そこで、新たに坑道を増やそう、という動きがモルト内で起こっており、ちょうど、まだ手つかずで残っているクッティ・サーク山脈側に1本、追加しよう、という話が、今年の初めに出たところだったのだ。
「予算が決まりそうな段階だったかと思われたので、ちょうど、調査依頼を出すための試算をこの間やったところです」
クッティ・サーク山脈はビガー鉱山に隣接してそびえる大きな山脈で、隣国のギガルメシュ王国とサントリーオ王国を隔てている。

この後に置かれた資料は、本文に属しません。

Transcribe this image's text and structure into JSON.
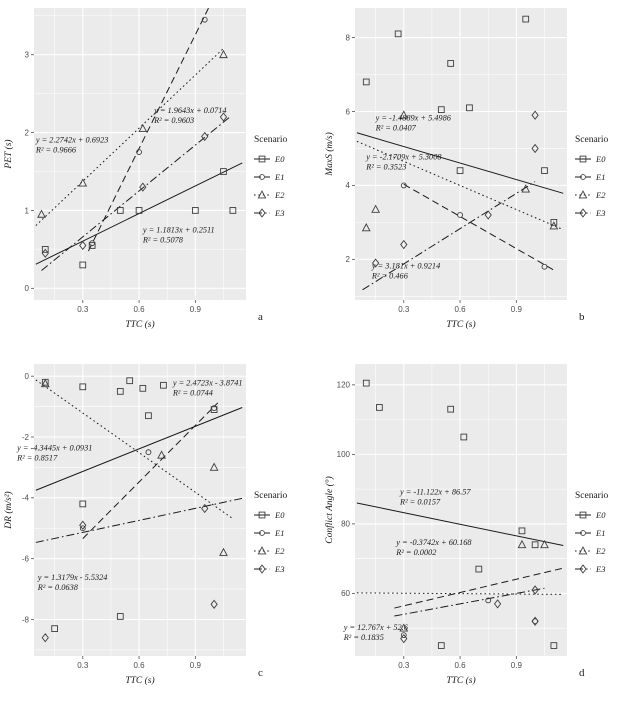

このクッティ・サーク山脈には、かなり強力な魔物たちが住み着いており、クッティ・サーク山脈を隔てて隣にあるバーサックの街とは、何か異変があった際は、情報を共有し、基本的にはクッティ・サーク山脈には不可侵とし、山脈で何かがあった際は、両方の街で協力して事に当たる、という協定を結んでいる。
「今回は、とりあえず、場所はビガー鉱山ということなので、うち側の管轄だけの話ですが、出所がクッティ・サーク山脈の魔物であることがもしわかった場合は、バーサックにも連絡をして、対処法を決めないといけなくなります。…そうなると、このあいだ出した試算もやり直しです」
「マジかー…」
頭を抱えるジェルマに、シエラも大きくため息をついた。